等告别完无心,萧瑟回头,那白衣少年早已不在树下。
风起一片宁静,阳光温暖就像从未来过。
雷无桀观察了一下四周:“诶,北熙人呢?他怎么走了?”
“不知道,或许回宫了。”萧瑟面上云淡风轻。
他想也许北熙就是冲着无心来的,无心走了北熙也得回宫复命了。
雷无桀很明显松了口气,捶了捶萧瑟的胸口。
“萧瑟,你是不是早就知道北熙就是墨诀剑仙啦?你居然都不告诉我!”
火红小狗委屈。
“我没说吗?哦,可能是给忘了吧。
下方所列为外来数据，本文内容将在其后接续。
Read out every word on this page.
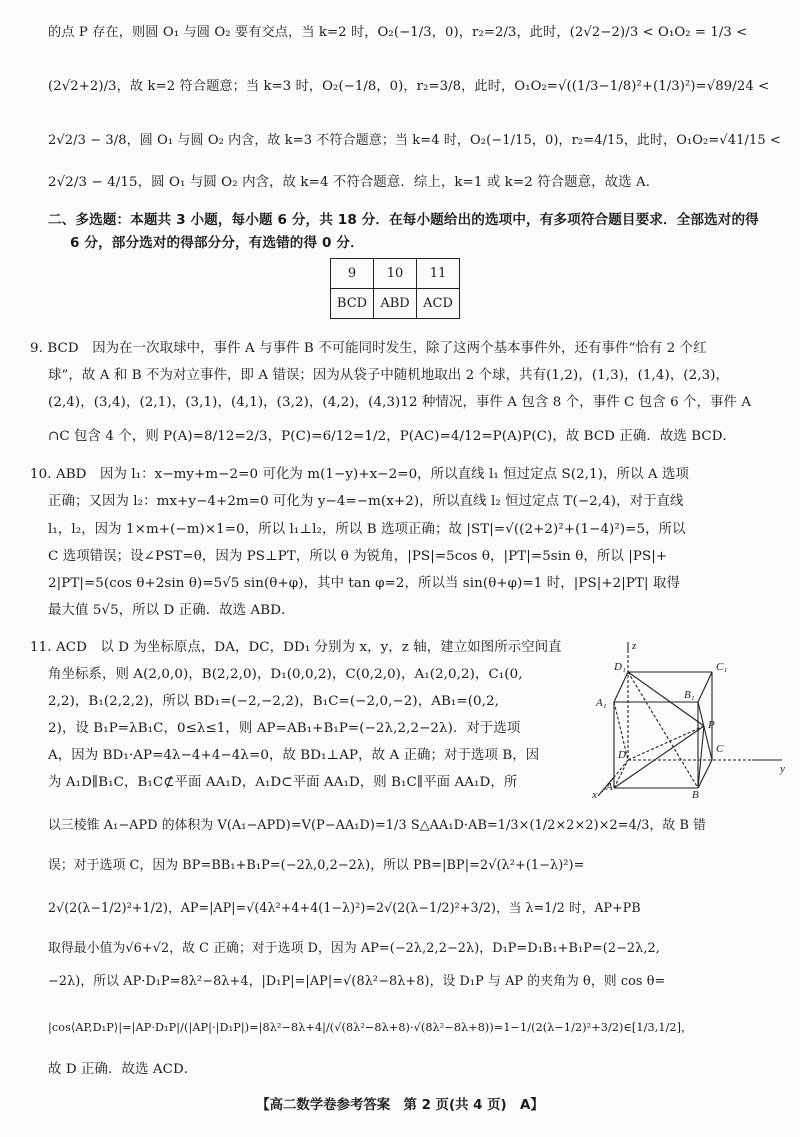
的点 P 存在，则圆 O₁ 与圆 O₂ 要有交点，当 k=2 时，O₂(−1/3，0)，r₂=2/3，此时，(2√2−2)/3 < O₁O₂ = 1/3 <
(2√2+2)/3，故 k=2 符合题意；当 k=3 时，O₂(−1/8，0)，r₂=3/8，此时，O₁O₂=√((1/3−1/8)²+(1/3)²)=√89/24 <
2√2/3 − 3/8，圆 O₁ 与圆 O₂ 内含，故 k=3 不符合题意；当 k=4 时，O₂(−1/15，0)，r₂=4/15，此时，O₁O₂=√41/15 <
2√2/3 − 4/15，圆 O₁ 与圆 O₂ 内含，故 k=4 不符合题意．综上，k=1 或 k=2 符合题意，故选 A．
二、多选题：本题共 3 小题，每小题 6 分，共 18 分．在每小题给出的选项中，有多项符合题目要求．全部选对的得
6 分，部分选对的得部分分，有选错的得 0 分．
9	10	11
BCD	ABD	ACD
9. BCD　因为在一次取球中，事件 A 与事件 B 不可能同时发生，除了这两个基本事件外，还有事件“恰有 2 个红
球”，故 A 和 B 不为对立事件，即 A 错误；因为从袋子中随机地取出 2 个球，共有(1,2)，(1,3)，(1,4)，(2,3)，
(2,4)，(3,4)，(2,1)，(3,1)，(4,1)，(3,2)，(4,2)，(4,3)12 种情况，事件 A 包含 8 个，事件 C 包含 6 个，事件 A
∩C 包含 4 个，则 P(A)=8/12=2/3，P(C)=6/12=1/2，P(AC)=4/12=P(A)P(C)，故 BCD 正确．故选 BCD．
10. ABD　因为 l₁：x−my+m−2=0 可化为 m(1−y)+x−2=0，所以直线 l₁ 恒过定点 S(2,1)，所以 A 选项
正确；又因为 l₂：mx+y−4+2m=0 可化为 y−4=−m(x+2)，所以直线 l₂ 恒过定点 T(−2,4)，对于直线
l₁，l₂，因为 1×m+(−m)×1=0，所以 l₁⊥l₂，所以 B 选项正确；故 |ST|=√((2+2)²+(1−4)²)=5，所以
C 选项错误；设∠PST=θ，因为 PS⊥PT，所以 θ 为锐角，|PS|=5cos θ，|PT|=5sin θ，所以 |PS|+
2|PT|=5(cos θ+2sin θ)=5√5 sin(θ+φ)，其中 tan φ=2，所以当 sin(θ+φ)=1 时，|PS|+2|PT| 取得
最大值 5√5，所以 D 正确．故选 ABD．
11. ACD　以 D 为坐标原点，DA，DC，DD₁ 分别为 x，y，z 轴，建立如图所示空间直
角坐标系，则 A(2,0,0)，B(2,2,0)，D₁(0,0,2)，C(0,2,0)，A₁(2,0,2)，C₁(0,
2,2)，B₁(2,2,2)，所以 BD₁=(−2,−2,2)，B₁C=(−2,0,−2)，AB₁=(0,2,
2)，设 B₁P=λB₁C，0≤λ≤1，则 AP=AB₁+B₁P=(−2λ,2,2−2λ)．对于选项
A，因为 BD₁·AP=4λ−4+4−4λ=0，故 BD₁⊥AP，故 A 正确；对于选项 B，因
为 A₁D∥B₁C，B₁C⊄平面 AA₁D，A₁D⊂平面 AA₁D，则 B₁C∥平面 AA₁D，所
以三棱锥 A₁−APD 的体积为 V(A₁−APD)=V(P−AA₁D)=1/3 S△AA₁D·AB=1/3×(1/2×2×2)×2=4/3，故 B 错
误；对于选项 C，因为 BP=BB₁+B₁P=(−2λ,0,2−2λ)，所以 PB=|BP|=2√(λ²+(1−λ)²)=
2√(2(λ−1/2)²+1/2)，AP=|AP|=√(4λ²+4+4(1−λ)²)=2√(2(λ−1/2)²+3/2)，当 λ=1/2 时，AP+PB
取得最小值为√6+√2，故 C 正确；对于选项 D，因为 AP=(−2λ,2,2−2λ)，D₁P=D₁B₁+B₁P=(2−2λ,2,
−2λ)，所以 AP·D₁P=8λ²−8λ+4，|D₁P|=|AP|=√(8λ²−8λ+8)，设 D₁P 与 AP 的夹角为 θ，则 cos θ=
|cos⟨AP,D₁P⟩|=|AP·D₁P|/(|AP|·|D₁P|)=|8λ²−8λ+4|/(√(8λ²−8λ+8)·√(8λ²−8λ+8))=1−1/(2(λ−1/2)²+3/2)∈[1/3,1/2]，
故 D 正确．故选 ACD．
z
y
x
D₁	C₁
A₁
B₁
P
D	C
A
B
【高二数学卷参考答案　第 2 页(共 4 页)　A】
”萧瑟的借口张嘴就来。
雷无桀咂舌,这也能忘?
“艾,萧瑟,你们是怎么认识的啊?和我讲讲呗。”
“这有什么好讲的,我和他从小就认识。”
“啊?那你们俩不就是发小嘛,关系岂不是很好?”
萧瑟说话顿了下,方才“嗯”了一声,虚虚的,不太确认。
他自己也在奇怪为什么要犹豫。
或许这段友情在他心里已经接近于名存实亡。
可是丢不掉又割不下。
“该走了,去雪月城。”萧瑟拍了雷无桀脑袋一巴掌,再次看了眼寺庙转身离开了。
“萧瑟,你和我讲讲北熙的事情呗……”雷无桀追上去。
夕阳西下,黄昏将他们的影子拉得很长很长。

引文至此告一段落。